Como os corvos enganaram as corujas

Patronio: "com certeza esse homem veio para vos enganar".
Patronio: "com certeza esse homem veio para vos enganar".
Luis Dufaur
Escritor, jornalista,
conferencista de
política internacional,
sócio do IPCO,
webmaster de
diversos blogs





O Conde Lucanor falando com Patronio, seu fiel conselheiro, disse:

– Patronio, estou em luta contra um inimigo muito poderoso.
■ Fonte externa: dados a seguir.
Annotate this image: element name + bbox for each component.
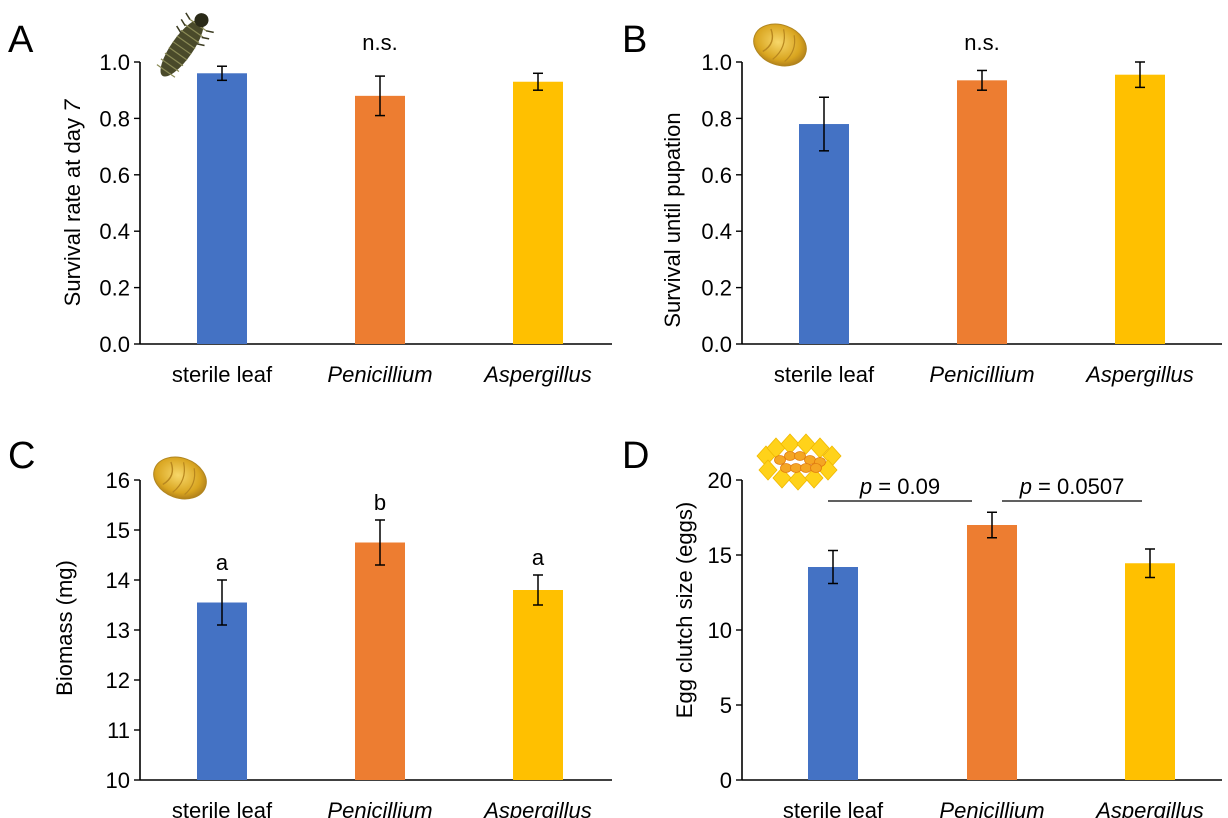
bar xyxy=(808,567,858,780)
panel-letter: C xyxy=(8,435,35,477)
pupa-icon xyxy=(753,23,807,67)
x-tick-label: sterile leaf xyxy=(172,362,273,387)
panel-letter: D xyxy=(622,435,649,477)
y-tick-label: 12 xyxy=(106,668,130,693)
bar xyxy=(513,590,563,780)
x-tick-label: Penicillium xyxy=(327,362,432,387)
y-tick-label: 0.0 xyxy=(99,332,130,357)
bar xyxy=(967,525,1017,780)
y-tick-label: 0 xyxy=(720,768,732,793)
x-tick-label: Aspergillus xyxy=(482,798,592,818)
p-value-label: p = 0.09 xyxy=(859,474,940,499)
panel-letter: B xyxy=(622,19,647,61)
x-tick-label: Penicillium xyxy=(929,362,1034,387)
y-tick-label: 0.4 xyxy=(701,219,732,244)
bar xyxy=(355,95,405,344)
egg-clutch-icon xyxy=(756,433,842,491)
x-tick-label: sterile leaf xyxy=(783,798,884,818)
y-tick-label: 15 xyxy=(708,543,732,568)
panel-letter: A xyxy=(8,19,34,61)
y-tick-label: 15 xyxy=(106,518,130,543)
x-tick-label: Aspergillus xyxy=(482,362,592,387)
y-tick-label: 14 xyxy=(106,568,130,593)
panel-b: B 0.0 0.2 0.4 0.6 0.8 1.0 Survival until pupati… xyxy=(622,19,1222,387)
y-axis-label: Biomass (mg) xyxy=(52,560,77,696)
y-tick-label: 16 xyxy=(106,468,130,493)
y-axis-label: Survival rate at day 7 xyxy=(60,99,85,306)
y-tick-label: 11 xyxy=(107,718,130,743)
annotation: n.s. xyxy=(362,30,397,55)
bar-label: a xyxy=(532,545,545,570)
y-tick-label: 1.0 xyxy=(701,50,732,75)
annotation: n.s. xyxy=(964,30,999,55)
bar xyxy=(355,542,405,780)
y-tick-label: 13 xyxy=(106,618,130,643)
bar xyxy=(957,80,1007,344)
y-axis-label: Survival until pupation xyxy=(660,112,685,327)
bar xyxy=(197,602,247,780)
x-tick-label: Penicillium xyxy=(939,798,1044,818)
x-tick-label: sterile leaf xyxy=(774,362,875,387)
y-tick-label: 1.0 xyxy=(99,50,130,75)
y-tick-label: 0.8 xyxy=(99,106,130,131)
y-tick-label: 0.2 xyxy=(701,276,732,301)
y-tick-label: 0.6 xyxy=(701,163,732,188)
y-tick-label: 0.6 xyxy=(99,163,130,188)
panel-c: C 10 11 12 13 14 15 16 Biomass (mg) sterile leaf a… xyxy=(8,435,612,818)
y-tick-label: 0.8 xyxy=(701,106,732,131)
bar-label: b xyxy=(374,490,386,515)
y-tick-label: 20 xyxy=(708,468,732,493)
pupa-icon xyxy=(153,456,207,500)
bar xyxy=(197,73,247,344)
bar xyxy=(1115,74,1165,344)
panel-d: D 0 5 10 15 20 Egg clutch size (eggs) sterile l… xyxy=(622,433,1222,818)
x-tick-label: Aspergillus xyxy=(1084,362,1194,387)
beetle-larva-icon xyxy=(156,12,214,78)
bar-label: a xyxy=(216,550,229,575)
y-tick-label: 10 xyxy=(106,768,130,793)
x-tick-label: Aspergillus xyxy=(1094,798,1204,818)
y-axis-label: Egg clutch size (eggs) xyxy=(672,502,697,718)
y-tick-label: 0.0 xyxy=(701,332,732,357)
y-tick-label: 0.4 xyxy=(99,219,130,244)
y-tick-label: 10 xyxy=(708,618,732,643)
y-tick-label: 0.2 xyxy=(99,276,130,301)
y-tick-label: 5 xyxy=(720,693,732,718)
p-value-label: p = 0.0507 xyxy=(1019,474,1125,499)
x-tick-label: Penicillium xyxy=(327,798,432,818)
bar xyxy=(1125,563,1175,780)
panel-a: A 0.0 0.2 0.4 0.6 0.8 1.0 Survival rate at day … xyxy=(8,12,612,387)
bar xyxy=(799,124,849,344)
x-tick-label: sterile leaf xyxy=(172,798,273,818)
bar xyxy=(513,81,563,345)
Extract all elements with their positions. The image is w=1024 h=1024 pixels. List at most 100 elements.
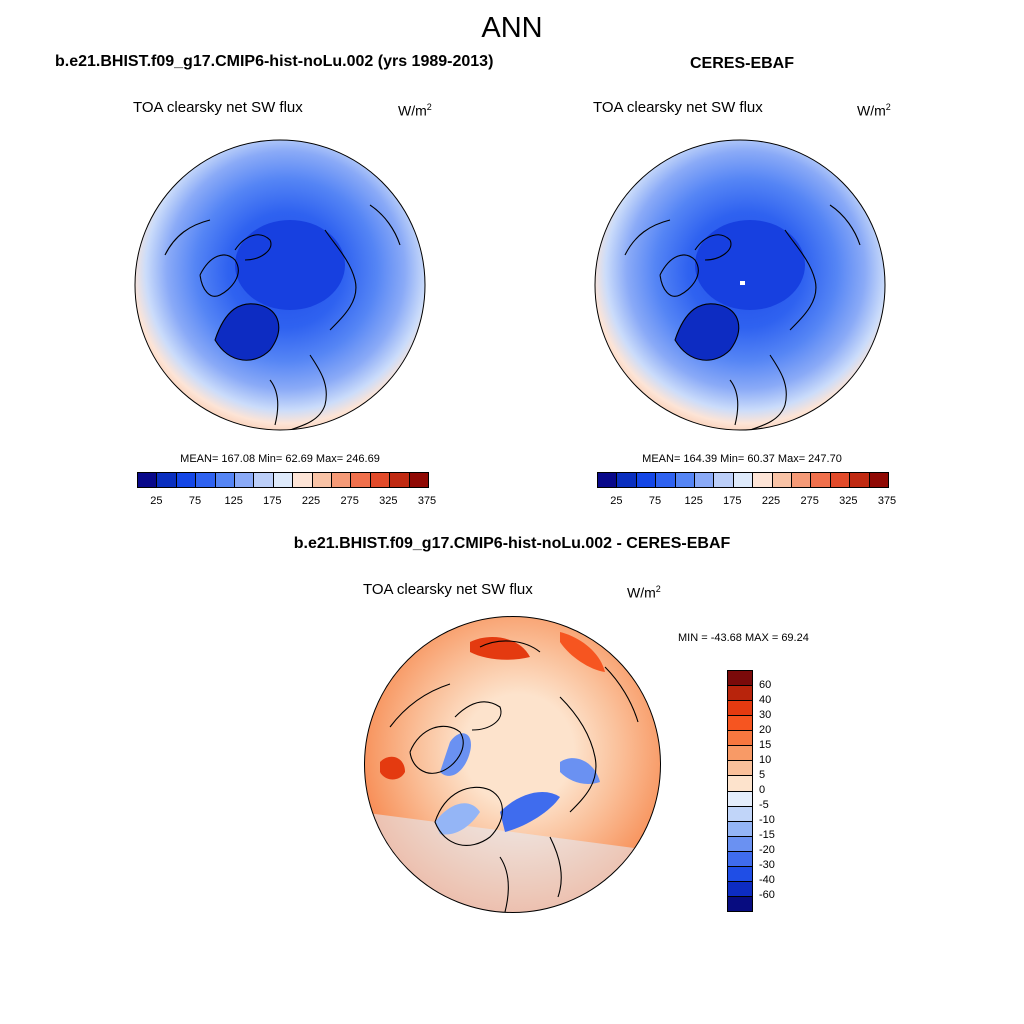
model-panel-title: b.e21.BHIST.f09_g17.CMIP6-hist-noLu.002 … (55, 53, 494, 70)
model-colorbar-swatch (157, 473, 177, 487)
obs-colorbar-tick-label: 175 (723, 495, 742, 507)
diff-colorbar-tick-label: 30 (759, 709, 772, 721)
obs-colorbar-swatch (830, 473, 851, 487)
model-colorbar-swatch (273, 473, 294, 487)
diff-variable-label: TOA clearsky net SW flux (363, 581, 533, 598)
obs-colorbar-tick-label: 275 (800, 495, 819, 507)
obs-colorbar (597, 472, 889, 488)
diff-colorbar-swatch (728, 836, 752, 852)
diff-colorbar-swatch (728, 731, 752, 747)
diff-colorbar-swatch (728, 896, 752, 911)
diff-colorbar-swatch (728, 821, 752, 837)
model-colorbar-tick-label: 125 (224, 495, 243, 507)
obs-units-label: W/m2 (857, 102, 891, 119)
diff-colorbar-tick-label: -20 (759, 844, 775, 856)
obs-colorbar-swatch (598, 473, 618, 487)
model-colorbar-swatch (215, 473, 236, 487)
diff-colorbar-tick-label: 60 (759, 679, 772, 691)
diff-colorbar-tick-label: 10 (759, 754, 772, 766)
obs-colorbar-swatch (675, 473, 696, 487)
obs-polar-map (594, 139, 886, 431)
diff-polar-map (364, 616, 661, 913)
diff-stats: MIN = -43.68 MAX = 69.24 (678, 632, 809, 644)
diff-colorbar-tick-label: 15 (759, 739, 772, 751)
coastlines (164, 204, 401, 430)
diff-colorbar-swatch (728, 791, 752, 807)
obs-colorbar-swatch (656, 473, 676, 487)
obs-colorbar-tick-label: 25 (610, 495, 623, 507)
coastlines (624, 204, 861, 430)
diff-colorbar-tick-label: -10 (759, 814, 775, 826)
model-polar-map (134, 139, 426, 431)
model-colorbar-swatch (176, 473, 197, 487)
diff-colorbar-tick-label: 20 (759, 724, 772, 736)
model-colorbar-swatch (235, 473, 255, 487)
greenland-region (675, 303, 739, 361)
coastlines (389, 640, 639, 913)
season-title: ANN (481, 12, 543, 44)
diff-colorbar-swatch (728, 671, 752, 687)
model-colorbar-tick-label: 75 (188, 495, 202, 507)
model-colorbar-swatch (409, 473, 429, 487)
diff-panel-title: b.e21.BHIST.f09_g17.CMIP6-hist-noLu.002 … (293, 535, 731, 552)
model-colorbar-swatch (138, 473, 158, 487)
diff-colorbar-swatch (728, 851, 752, 867)
obs-colorbar-swatch (772, 473, 793, 487)
obs-colorbar-swatch (695, 473, 715, 487)
diff-colorbar-swatch (728, 866, 752, 882)
model-colorbar-swatch (293, 473, 313, 487)
obs-colorbar-swatch (869, 473, 889, 487)
model-colorbar (137, 472, 429, 488)
diff-colorbar-tick-label: 40 (759, 694, 772, 706)
diff-colorbar-tick-label: -30 (759, 859, 775, 871)
model-colorbar-swatch (390, 473, 410, 487)
diff-colorbar-swatch (728, 776, 752, 792)
diff-colorbar-swatch (728, 806, 752, 822)
diff-colorbar-tick-label: -60 (759, 889, 775, 901)
map-border (594, 139, 886, 431)
obs-stats: MEAN= 164.39 Min= 60.37 Max= 247.70 (642, 453, 842, 465)
model-colorbar-labels: 25 75 125 175 225 275 325 375 (137, 495, 436, 509)
diff-colorbar-tick-label: -15 (759, 829, 775, 841)
model-colorbar-tick-label: 175 (263, 495, 282, 507)
obs-colorbar-swatch (617, 473, 637, 487)
model-colorbar-swatch (312, 473, 333, 487)
diff-colorbar (727, 670, 753, 912)
diff-colorbar-swatch (728, 716, 752, 732)
model-colorbar-swatch (196, 473, 216, 487)
diff-colorbar-swatch (728, 701, 752, 717)
model-colorbar-tick-label: 25 (150, 495, 163, 507)
greenland-region (215, 303, 279, 361)
diff-units-label: W/m2 (627, 584, 661, 601)
model-colorbar-tick-label: 275 (340, 495, 359, 507)
obs-colorbar-swatch (636, 473, 657, 487)
map-border (364, 616, 661, 913)
diff-colorbar-tick-label: 5 (759, 769, 766, 781)
obs-colorbar-swatch (811, 473, 831, 487)
obs-colorbar-swatch (714, 473, 734, 487)
model-colorbar-tick-label: 325 (379, 495, 398, 507)
diff-colorbar-swatch (728, 746, 752, 762)
model-colorbar-tick-label: 225 (301, 495, 321, 507)
diff-colorbar-labels: 60 40 30 20 15 10 5 0 -5 -10 -15 -20 -30 -40 -60 (759, 670, 799, 910)
map-border (134, 139, 426, 431)
model-colorbar-swatch (370, 473, 391, 487)
obs-colorbar-tick-label: 325 (839, 495, 858, 507)
obs-variable-label: TOA clearsky net SW flux (593, 99, 763, 116)
model-colorbar-swatch (332, 473, 352, 487)
obs-colorbar-labels: 25 75 125 175 225 275 325 375 (597, 495, 896, 509)
diff-colorbar-tick-label: -5 (759, 799, 769, 811)
diff-colorbar-swatch (728, 881, 752, 897)
obs-colorbar-swatch (753, 473, 773, 487)
obs-colorbar-swatch (850, 473, 870, 487)
model-variable-label: TOA clearsky net SW flux (133, 99, 303, 116)
obs-colorbar-swatch (792, 473, 812, 487)
model-units-label: W/m2 (398, 102, 432, 119)
obs-colorbar-swatch (733, 473, 754, 487)
model-colorbar-swatch (351, 473, 371, 487)
diff-colorbar-swatch (728, 686, 752, 702)
obs-colorbar-tick-label: 75 (648, 495, 662, 507)
model-stats: MEAN= 167.08 Min= 62.69 Max= 246.69 (180, 453, 380, 465)
diff-colorbar-tick-label: 0 (759, 784, 766, 796)
obs-panel-title: CERES-EBAF (690, 55, 795, 72)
Ele tinha em sua casa um parente criado junto com ele e a quem ele tinha favorecido muitas vezes.

Mas, por causa de uma disputa entre eles, meu inimigo causou graves danos e desonrou seu parente ao qual devia muitas coisas.

O parente, pensando em aquelas ofensas e procurando forma de se vingar, quer se aliar comigo.

Acredito que vai ser um homem muito útil, porque poderia me aconselhar o melhor modo de fazer dano a meu inimigo, sendo que o conhece muito bem.

Pela grande confiança que vós mereceis e pelo vosso bom senso, vos rogo que me aconselheis sobre o modo de resolver esta questão.

– Senhor Conde Lucanor – disse Patronio – o primeiro que vos devo dizer é que com certeza esse homem veio para vos enganar.

E para que saibas como tentará consegui-lo, gostaria que soubesses o que aconteceu entre os corvos e as corujas.

O conde quis saber do que tinha acontecido naquele caso.

– Senhor Conde Lucanor – começou Patronio – os corvos e as corujas estavam em guerra entre si e os corvos levavam a pior parte porque as corujas só voam pela noite e no dia ficam escondidas em locais muito ocultos.